Le drapeau berbère (amazigh).
Sociologiquement parlant, l’Afrique du Nord, dans son étendue géographique continentale, de l’Égypte occidentale aux îles Canaries, est la terre berbère d’un peuple qui se dénomme lui-même les Imazighen [ⵉⵎⴰⵣⵉⵖⵏ]. En langue Tamazight, cela se traduit par “les hommes libres”. Le singulier du mot est Amazigh [ⴰⵎⴰⵣⵉⵖ]. Il est important de s’arrêter sur l’écriture Tifinagh pour comprendre ce qui suit. Le Tifinagh est un système alphabétique aussi ancien que le phénicien.
Le signe Yaz [ⵣ] – correspondant au /z/ – se situe au cœur de la racine du mot. Si l’on observe les éléments du drapeau amazigh, on remarque que le [ⵣ] relie les trois environnements géographiques du monde amazigh. Les deux demi-sphères du cercle originel pointent l’une vers le nord (la Méditerranée), l’autre en direction du sud (le Sahara). Symboliquement parlant, ces deux ensembles sont liés par un axe vertical. Cet axis lundi est un trait humanitaire universel. On le retrouve par exemple dans le symbolisme de l’obélisque égyptien ou le totem amérindien.
Bien évidemment, l’arbre appartient à la symbolique axiale. C’est pour cela qu’il est devenu un moyen d’identification culturelle.

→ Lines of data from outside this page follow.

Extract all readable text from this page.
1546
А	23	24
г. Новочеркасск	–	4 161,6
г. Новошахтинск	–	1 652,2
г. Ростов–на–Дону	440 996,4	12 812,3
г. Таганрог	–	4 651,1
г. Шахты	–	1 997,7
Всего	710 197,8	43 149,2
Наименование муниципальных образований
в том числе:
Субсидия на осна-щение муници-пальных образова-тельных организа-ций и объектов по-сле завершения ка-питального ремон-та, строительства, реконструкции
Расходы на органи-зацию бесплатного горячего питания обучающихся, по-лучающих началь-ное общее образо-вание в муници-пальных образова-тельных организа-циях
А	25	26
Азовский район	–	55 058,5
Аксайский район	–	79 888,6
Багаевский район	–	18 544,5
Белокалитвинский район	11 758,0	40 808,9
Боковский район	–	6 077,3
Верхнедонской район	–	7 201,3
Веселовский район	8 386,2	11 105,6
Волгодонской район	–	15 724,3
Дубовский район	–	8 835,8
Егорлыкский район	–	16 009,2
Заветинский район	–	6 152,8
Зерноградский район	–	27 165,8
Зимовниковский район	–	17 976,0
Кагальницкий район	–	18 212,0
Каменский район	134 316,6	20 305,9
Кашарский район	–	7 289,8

Ainsi, dans les sociétés africaines au sud du Sahara, “l’arbre à palabres” (un baobab) s’élève toujours au centre du village. Les Celtes s’identifiaient au chêne, tandis que les Samis, venus des steppes d’Asie centrale, ont adopté le bouleau.
Dans le monde berbère [Tamazgha, ⵜⴰⵎⴰⵣⵖⴰ] l’arbre de référence est l’olivier. Le mot “olivier” en Tamazight s’écrirait ainsi: [Tazemourt, ⵜⴰⵣⴰⵎⵓⵔⵜ]. Or, le mot “homme” donnerait: [ⴰⵔⴳⴰⵣ]. Chaque fois, le Yaz [ⵣ] s’inscrit dans l’orthographe de ces mots, comme s’il s’agissait d’une racine phonétique bien ancrée dans la langue.
Le signe Yaz [ⵣ]
Le Yaz est devenu le signe de ralliement culturel de tous les Berbères. Il apparaît au centre du drapeau amazigh (voir l’image). L’interprétation identitaire paraît intéressante sur plusieurs plans. Hormis, la connexion linguistique qui vient d’être faite, si l’on considère l’image colportée par [ⵣ], on peut y voir un signe symbolique possédant quatre interprétations juxtaposées.
1-Tout d’abord il se compose lui-même de trois éléments: un trait vertical reliant deux demi-sphères opposées. Sur un plan spirituel, la demi-sphère inférieure est tournée ver le bas, la Terre; celle de la partie supérieure est orientée vers le haut, le Ciel ou le Cosmos.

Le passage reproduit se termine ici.